Zijn kleine klassen met extra sociaal-pedagogische ondersteuning effectief om problematisch gedrag van leerlingen te verminderen?
Geplaatst op 11 januari 2021
Over de kansen op succesvolle doorstroom in het basisonderwijs van leerlingen met gedragsproblemen is weinig bekend. Duidelijk is wel dat er in kleinere klassen over het algemeen minder agressief en verstorend probleemgedrag voorkomt, maar niet of dit ook geldt voor leerlingen met speciale ondersteuningsbehoeften. Extra begeleiding in de klas helpt leerlingen met probleemgedrag, als de groepsleerkracht deze aanbiedt. Ondersteunende instructie door een onderwijsassistent is niet raadzaam.

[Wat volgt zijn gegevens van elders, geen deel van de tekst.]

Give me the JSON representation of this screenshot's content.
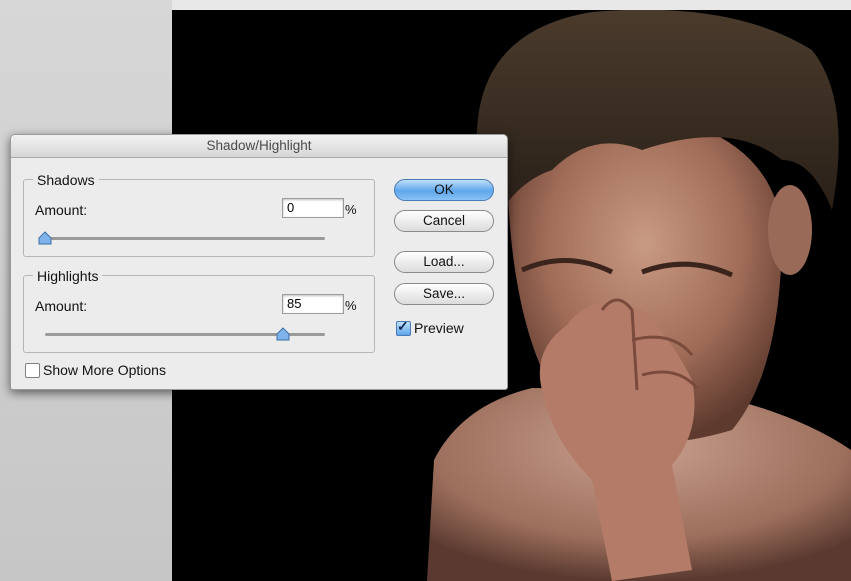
{
  "dialog": {
    "title": "Shadow/Highlight",
    "shadows": {
      "group_label": "Shadows",
      "amount_label": "Amount:",
      "amount_value": "0",
      "unit": "%",
      "slider_level": 0.0
    },
    "highlights": {
      "group_label": "Highlights",
      "amount_label": "Amount:",
      "amount_value": "85",
      "unit": "%",
      "slider_level": 0.85
    },
    "buttons": {
      "ok": "OK",
      "cancel": "Cancel",
      "load": "Load...",
      "save": "Save..."
    },
    "preview": {
      "label": "Preview",
      "checked": true
    },
    "show_more_options": {
      "label": "Show More Options",
      "checked": false
    }
  },
  "colors": {
    "accent": "#5ea6ec",
    "canvas_background": "#000000",
    "dialog_background": "#ececec"
  }
}
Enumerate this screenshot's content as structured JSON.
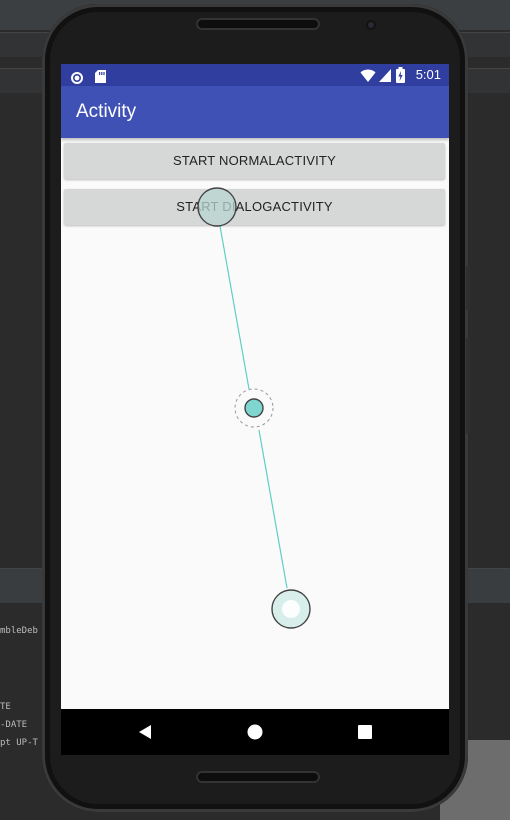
{
  "ide": {
    "console_lines": [
      "mbleDeb",
      "TE",
      "-DATE",
      "pt UP-T"
    ]
  },
  "status_bar": {
    "time": "5:01",
    "icons": [
      "record-icon",
      "sd-card-icon",
      "wifi-icon",
      "battery-charging-icon"
    ]
  },
  "app_bar": {
    "title": "Activity"
  },
  "buttons": {
    "start_normal": "START NORMALACTIVITY",
    "start_dialog": "START DIALOGACTIVITY"
  },
  "nav_bar": {
    "icons": [
      "back-icon",
      "home-icon",
      "recents-icon"
    ]
  },
  "colors": {
    "primary": "#3f51b5",
    "primary_dark": "#303f9f",
    "touch_accent": "#7fd6cf",
    "button": "#d6d7d7"
  }
}
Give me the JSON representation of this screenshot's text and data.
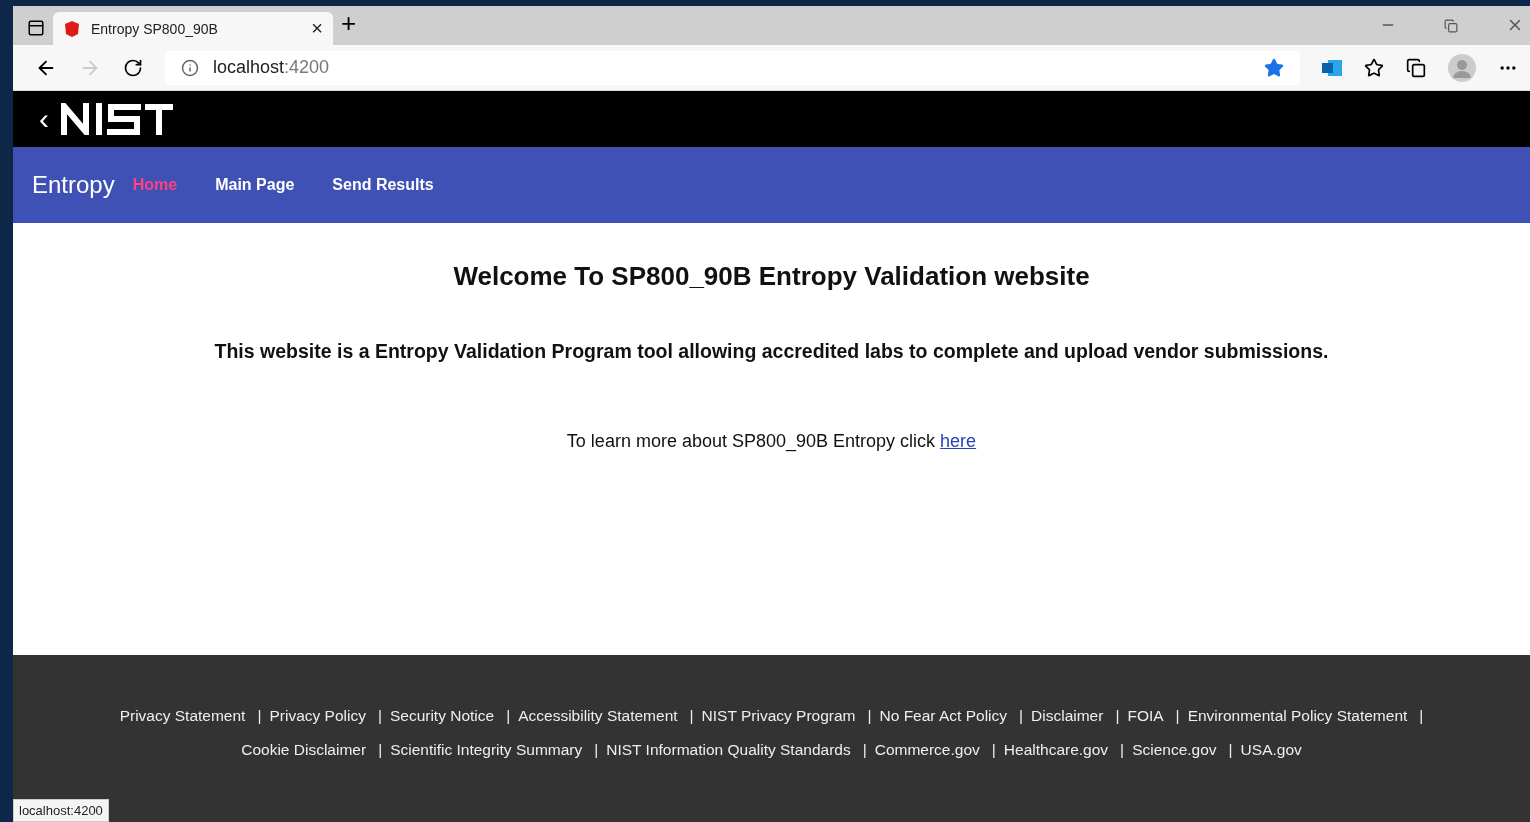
{
  "browser": {
    "tab": {
      "title": "Entropy SP800_90B",
      "close": "×",
      "selected": true
    },
    "new_tab": "+",
    "address": {
      "host": "localhost",
      "port": ":4200"
    },
    "favorite_on": true,
    "status_url": "localhost:4200"
  },
  "header": {
    "back": "‹"
  },
  "navbar": {
    "brand": "Entropy",
    "items": [
      {
        "label": "Home",
        "selected": true
      },
      {
        "label": "Main Page",
        "selected": false
      },
      {
        "label": "Send Results",
        "selected": false
      }
    ]
  },
  "content": {
    "title": "Welcome To SP800_90B Entropy Validation website",
    "subtitle": "This website is a Entropy Validation Program tool allowing accredited labs to complete and upload vendor submissions.",
    "learn_more": "To learn more about SP800_90B Entropy click",
    "link": "here"
  },
  "footer": {
    "lines": [
      {
        "links": [
          {
            "label": "Privacy Statement",
            "separator": "|"
          },
          {
            "label": "Privacy Policy",
            "separator": "|"
          },
          {
            "label": "Security Notice",
            "separator": "|"
          },
          {
            "label": "Accessibility Statement",
            "separator": "|"
          },
          {
            "label": "NIST Privacy Program",
            "separator": "|"
          },
          {
            "label": "No Fear Act Policy",
            "separator": "|"
          },
          {
            "label": "Disclaimer",
            "separator": "|"
          },
          {
            "label": "FOIA",
            "separator": "|"
          },
          {
            "label": "Environmental Policy Statement",
            "separator": "|"
          }
        ]
      },
      {
        "links": [
          {
            "label": "Cookie Disclaimer",
            "separator": "|"
          },
          {
            "label": "Scientific Integrity Summary",
            "separator": "|"
          },
          {
            "label": "NIST Information Quality Standards",
            "separator": "|"
          },
          {
            "label": "Commerce.gov",
            "separator": "|"
          },
          {
            "label": "Healthcare.gov",
            "separator": "|"
          },
          {
            "label": "Science.gov",
            "separator": "|"
          },
          {
            "label": "USA.gov"
          }
        ]
      }
    ]
  }
}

In het speciaal onderwijs zijn de klassen kleiner en is specialistische expertise beschikbaar. Er zijn aanwijzingen dat leerlingen met gedragsproblemen zich daar beter ontwikkelen, vooral op sociaal-emotioneel gebied. Anderzijds lijken de leerprestaties van leerlingen met gedragsproblemen meer gebaat bij deelname aan het regulier onderwijs. Voor stellige conclusies moeten we oppassen; de bevindingen zijn niet eenduidig.
Kleine klassen leiden tot minder probleemgedrag
Leerlingen in kleinere klassen vertonen minder agressief en externaliserend (waar de omgeving last van heeft) probleemgedrag. Dat komt waarschijnlijk omdat leerkrachten in kleine klassen makkelijker orde kunnen houden, waardoor het eenvoudiger is om positief gedrag aan te moedigen.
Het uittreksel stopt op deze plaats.